Już się mentalnie szykuję na kolejne książki tego autora, "Afryka Kazika" i "Rowerem i pieszo przez Czarny Ląd". Ponoć rewelacyjne. Sądząc po historii o niedźwiedziu, tak jest w istocie.



I na koniec piękna książka na najbliższy czas "Wszyscy na Ciebie czekamy" Marka Kity z ilustracjami Doroty Łoskot-Cichockiej i płytą CD z pieśniami adwentowymi. Do książki dołączona jest plansza z grotą Narodzenia Pańskiego i zeszyt z postaciami do wycięcia, które należy wkleić na planszę. Jest to (bez)konkurencyjna forma kalendarza adwentowego. Zamiast czekoladki na każdy dzień adwentu możemy przygotowywać się na spotkanie z Panem Jezusem poznając historie przyjaciół Pana Boga z dawnych wieków. Wszystkie te postaci również oczekiwały na cud pojawienia się Mesjasza i teraz my możemy ten czas przeżyć razem z nimi. Postaci jest 28, tyle co dni adwentu. Miałyśmy z Anią przyjemność być na promocji książki w Fundacji Sto Pociech. Ancia uczestniczyła w warsztatach plastycznych prowadzonych przez ilustratorkę, panią Dorotkę :) Zdjęcia wklejam poniżej.

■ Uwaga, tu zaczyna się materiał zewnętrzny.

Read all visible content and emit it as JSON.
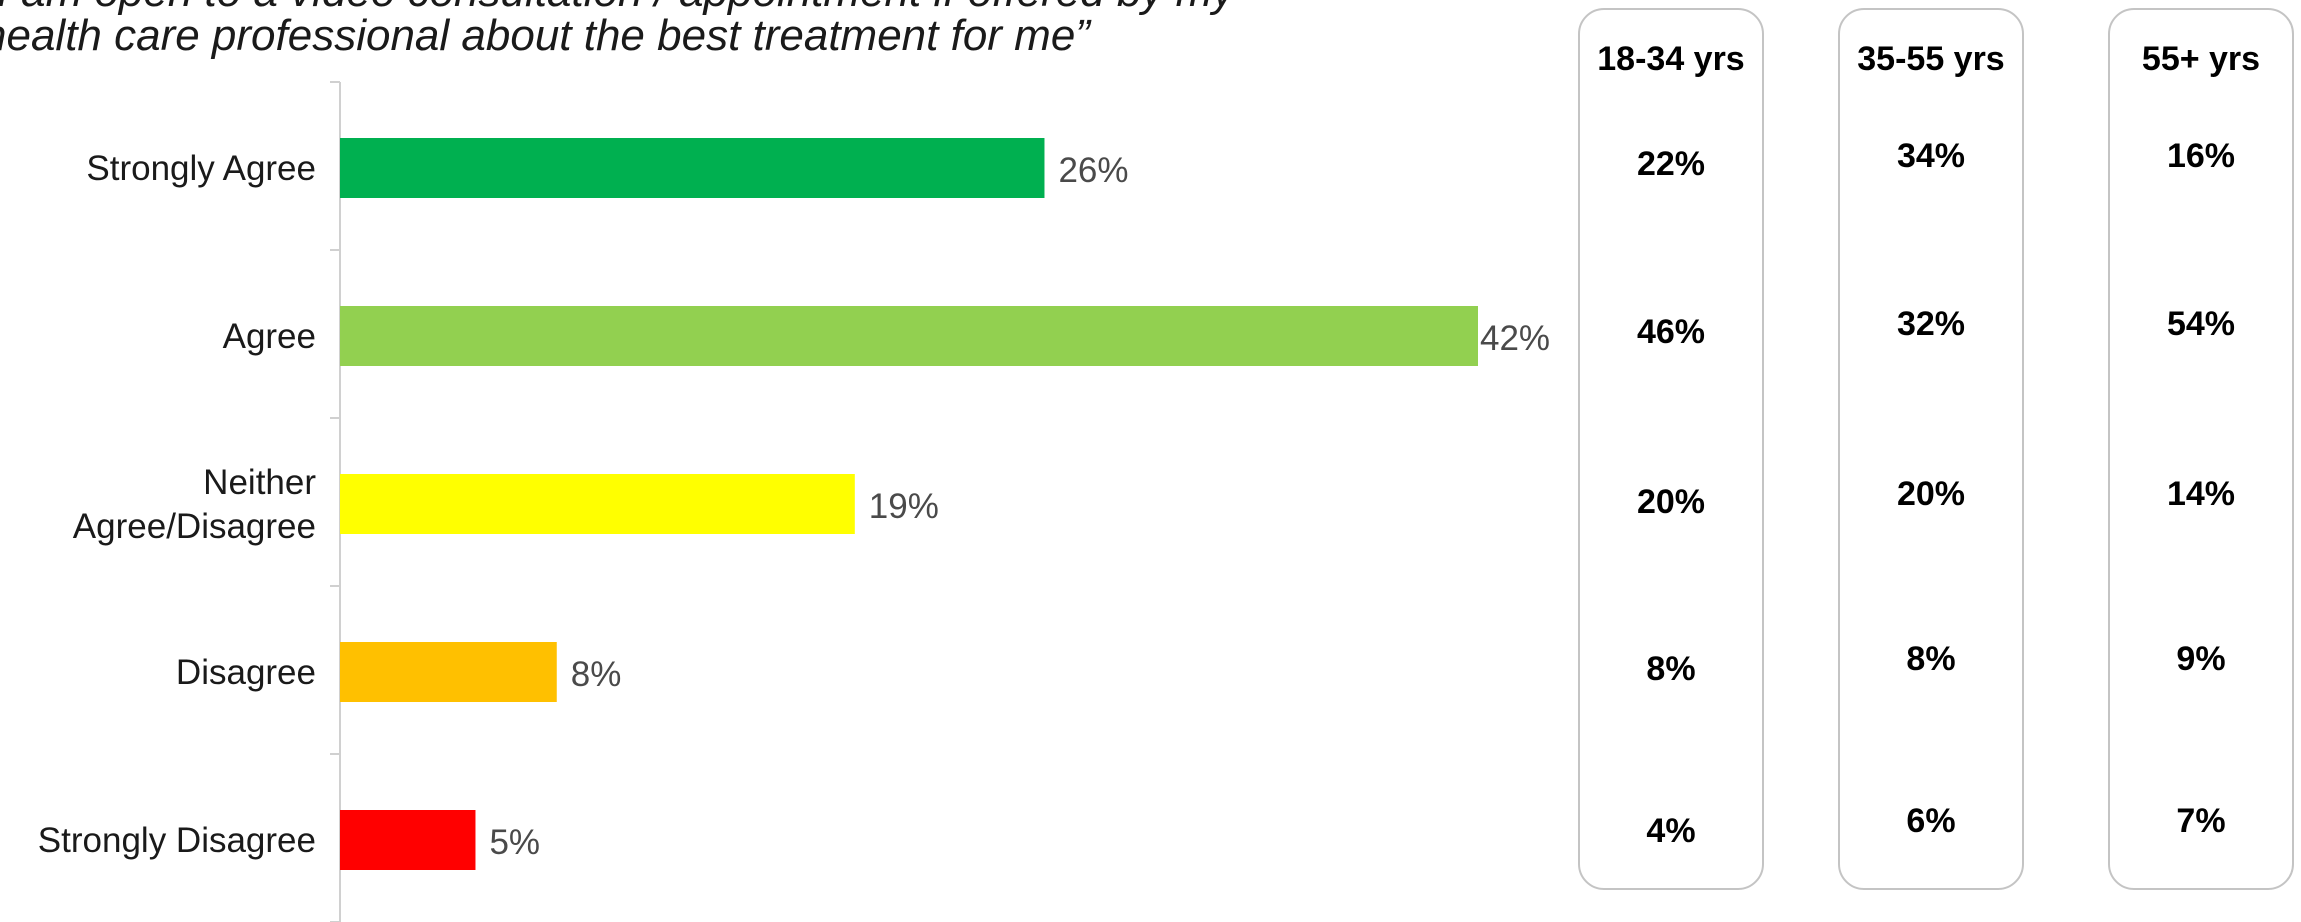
{
  "title": {
    "line1": "“I am open to a video consultation / appointment if offered by my",
    "line2": "health care professional about the best treatment for me”"
  },
  "chart_data": {
    "type": "bar",
    "orientation": "horizontal",
    "categories": [
      "Strongly Agree",
      "Agree",
      "Neither Agree/Disagree",
      "Disagree",
      "Strongly Disagree"
    ],
    "category_label_lines": [
      [
        "Strongly Agree"
      ],
      [
        "Agree"
      ],
      [
        "Neither",
        "Agree/Disagree"
      ],
      [
        "Disagree"
      ],
      [
        "Strongly Disagree"
      ]
    ],
    "values": [
      26,
      42,
      19,
      8,
      5
    ],
    "value_labels": [
      "26%",
      "42%",
      "19%",
      "8%",
      "5%"
    ],
    "colors": [
      "#00b050",
      "#92d050",
      "#ffff00",
      "#ffc000",
      "#ff0000"
    ],
    "xlim": [
      0,
      42
    ],
    "grid": false,
    "legend": "none"
  },
  "age_breakdown": [
    {
      "header": "18-34 yrs",
      "values": [
        "22%",
        "46%",
        "20%",
        "8%",
        "4%"
      ]
    },
    {
      "header": "35-55 yrs",
      "values": [
        "34%",
        "32%",
        "20%",
        "8%",
        "6%"
      ]
    },
    {
      "header": "55+ yrs",
      "values": [
        "16%",
        "54%",
        "14%",
        "9%",
        "7%"
      ]
    }
  ]
}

Gdyby ktoś z Was miał jeszcze ochotę na autograf to kolejne spotkanie z ilustratorką książki odbędzie się w najbliższą niedzielę, 28 listopada w godz. 12:00-13:00 w kawiarni „To lubię” przy Kościele oo. Dominikanów na Służewie. Promocji towarzyszyć będzie wystawa ilustracji z tej książki.
A tu strona pani Doroty :)

2 komentarze:

  1. Ha ha ha, Kosiku. Kochamy książki równie mocno i wiele z tych, o których piszesz również i my bardzo lubimy. Śmieję się również z tego powodu iż, właśnie miałam zabrać się za post o miłości do książek, szczególnie starych :) Pozdrawiam serdecznie

    OdpowiedzUsuń
  2. My również uwielbiamy książki. A Dzieci z Bullerbyn to nr. mój synek sam je sobie czyta. Polecam audiobooka Edyty Jungowskiej. Czyta go rewelacyjnie. Z wspaniałego bloga Półeczka z książkami wybieram książki a później albo pożyczamy z biblioteki albo kupujemy.